Bunny the Killer Thing (2015)
Starring Enni Ojutkangas, Veera W. Vilo, Orwi Imanuel Ameh, Jari Manninen, Marcus Massey, Roope Olenius, Vincent Tsang
Directed by Joonas Makkonen
Bunny the Killer Thing is playing at this year’s Fantasia International Film Festival, and it makes perfect sense to show a film like this in the midnight slot. It will definitely keep you awake. That being said, if you thought Food of the Gods or Night of the Lepus changed the way you felt about rabbits, Bunny the Killer Thing could very well give you a psycho-sexual complex revolving around those cute furry creatures you used to have as a pet until you forgot to put water in the cage.
Hopefully, it won’t spark a newfound sicko fetish where the idea of a man-sized bunny with a hard-on chasing you in the woods is somehow erotic. Given just how juvenile Bunny the Killer Thing actually is, I’m sure Finnish director Joonas Makkonen would be absolutely delighted if his particular brand of Furry Fandom caused teenage metalheads to dress up as a “Killer Thing” at the next local horror con.
Three masked henchmen taze a novelist and his screaming girlfriend at a remote cabin, kidnapping him on behalf of a bald lunatic in a lab coat who proceeds to inject what looks like a healthy dosage of bunny sperm into his neck. He escapes into the snowy wilderness, only to transform (as the opening credits roll) into the titular bunny as he screams out his new mantra, “Fresh pussy!” Once a group of sexed-up Finish and British twentysomethings rollick into the same woods, they all proceed to pretty much get fucked to death by a giant freakified, perverted man-in-suit bunny.
The gore is plentiful but repetitive, with a couple of legs ripped off but mostly a borderline obsessive amount of bitten off dicks, dicks ripped off in car accidents, a giant bunny dick raping random actresses, and even a POV bunny dick shot during a prolonged chase in the woods. Possibly inspired by Cheech Marin in From Dusk Till Dawn, Bunny’s lines are all variations of different kinds of pussy that its warped bunny-man mind detects from “Fresh pussy” to “Teenage pussy” to “Dirty pussy” to… well, you get the idea. This kind of buffoonery is entertaining on a purely base level in the early going but quickly devolves into one unimaginative scene after another where the same jokes, same effects, and same screams are used ad nauseam.
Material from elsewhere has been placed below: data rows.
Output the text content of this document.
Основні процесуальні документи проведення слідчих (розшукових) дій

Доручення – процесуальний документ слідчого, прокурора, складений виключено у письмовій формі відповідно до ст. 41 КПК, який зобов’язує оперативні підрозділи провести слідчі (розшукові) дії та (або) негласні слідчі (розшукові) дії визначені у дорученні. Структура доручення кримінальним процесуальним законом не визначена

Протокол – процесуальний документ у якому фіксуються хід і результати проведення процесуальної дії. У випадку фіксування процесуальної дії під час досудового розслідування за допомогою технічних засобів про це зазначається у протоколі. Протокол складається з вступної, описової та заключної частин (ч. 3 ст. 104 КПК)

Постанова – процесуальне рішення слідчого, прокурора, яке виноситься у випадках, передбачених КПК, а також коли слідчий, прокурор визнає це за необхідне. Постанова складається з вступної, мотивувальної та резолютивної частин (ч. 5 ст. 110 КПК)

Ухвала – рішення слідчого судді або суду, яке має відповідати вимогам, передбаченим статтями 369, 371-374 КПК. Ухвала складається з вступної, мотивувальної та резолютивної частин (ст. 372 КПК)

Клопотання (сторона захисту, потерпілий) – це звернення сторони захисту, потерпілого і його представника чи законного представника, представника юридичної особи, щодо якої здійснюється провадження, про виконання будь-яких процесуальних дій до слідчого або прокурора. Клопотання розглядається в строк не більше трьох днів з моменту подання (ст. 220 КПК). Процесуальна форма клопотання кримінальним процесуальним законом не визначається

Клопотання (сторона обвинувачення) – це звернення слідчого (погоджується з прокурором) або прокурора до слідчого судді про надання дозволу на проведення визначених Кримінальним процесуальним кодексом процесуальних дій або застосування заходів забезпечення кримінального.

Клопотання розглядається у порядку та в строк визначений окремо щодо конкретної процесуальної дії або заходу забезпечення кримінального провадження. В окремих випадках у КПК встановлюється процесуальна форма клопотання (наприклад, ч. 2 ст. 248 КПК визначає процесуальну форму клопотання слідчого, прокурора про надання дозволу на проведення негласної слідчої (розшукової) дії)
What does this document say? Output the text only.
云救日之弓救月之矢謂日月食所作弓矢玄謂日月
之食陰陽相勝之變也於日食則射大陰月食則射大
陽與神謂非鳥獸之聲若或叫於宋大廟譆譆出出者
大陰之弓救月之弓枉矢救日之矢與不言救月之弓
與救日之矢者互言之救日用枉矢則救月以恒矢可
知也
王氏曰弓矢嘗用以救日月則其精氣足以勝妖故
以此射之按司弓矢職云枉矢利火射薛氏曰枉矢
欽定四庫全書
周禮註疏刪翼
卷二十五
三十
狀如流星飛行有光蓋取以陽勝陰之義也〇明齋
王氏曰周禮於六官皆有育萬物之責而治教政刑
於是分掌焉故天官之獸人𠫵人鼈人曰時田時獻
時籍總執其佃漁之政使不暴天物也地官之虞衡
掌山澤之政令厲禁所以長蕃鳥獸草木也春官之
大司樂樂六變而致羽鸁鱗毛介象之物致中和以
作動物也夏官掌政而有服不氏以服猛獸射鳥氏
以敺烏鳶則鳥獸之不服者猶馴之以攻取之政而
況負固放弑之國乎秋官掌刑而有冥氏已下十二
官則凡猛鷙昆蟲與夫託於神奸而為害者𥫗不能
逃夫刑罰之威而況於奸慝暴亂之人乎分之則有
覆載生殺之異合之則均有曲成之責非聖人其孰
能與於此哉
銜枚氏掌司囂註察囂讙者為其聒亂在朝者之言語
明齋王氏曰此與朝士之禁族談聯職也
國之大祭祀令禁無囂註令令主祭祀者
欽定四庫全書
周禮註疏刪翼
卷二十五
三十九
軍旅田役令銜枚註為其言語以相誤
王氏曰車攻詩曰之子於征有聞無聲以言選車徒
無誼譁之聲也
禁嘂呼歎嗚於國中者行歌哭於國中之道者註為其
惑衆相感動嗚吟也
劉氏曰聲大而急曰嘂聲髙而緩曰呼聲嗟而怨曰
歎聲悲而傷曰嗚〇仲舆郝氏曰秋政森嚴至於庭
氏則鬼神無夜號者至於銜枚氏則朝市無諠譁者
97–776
A kick in the balls is always funny, but only a bullying pre-teen would laugh at it over and over again.
Bunny the Killer Thing looks like it’s being sold by Black Lion Pictures as a horror movie for metal fans, but aside from pretty decent songs by Serotonin Syndrome, Bellybutton X, and Aluminumblade, there isn’t really anything that’s very metal about this movie. There aren’t any triumphant moments or epic confrontations, and none of the characters even reference or seem to like heavy metal at all.
Aside from an ending that does pull back the curtain a little to reveal more about this creepy, mad science version of a backwoods Bunny Ranch and a post-credits sequence that plays like a Scandinavian teenager’s wet dream, there’s very little here to recommend. Killer Thing is based on a short film, but hopefully the last few minutes of the feature version aren’t seriously trying to set up a sequel. However, if you do have a teenage son who’s into metal and starting to love horror, he’d probably think you were pretty rad if you actually watched this with him. That would be metal.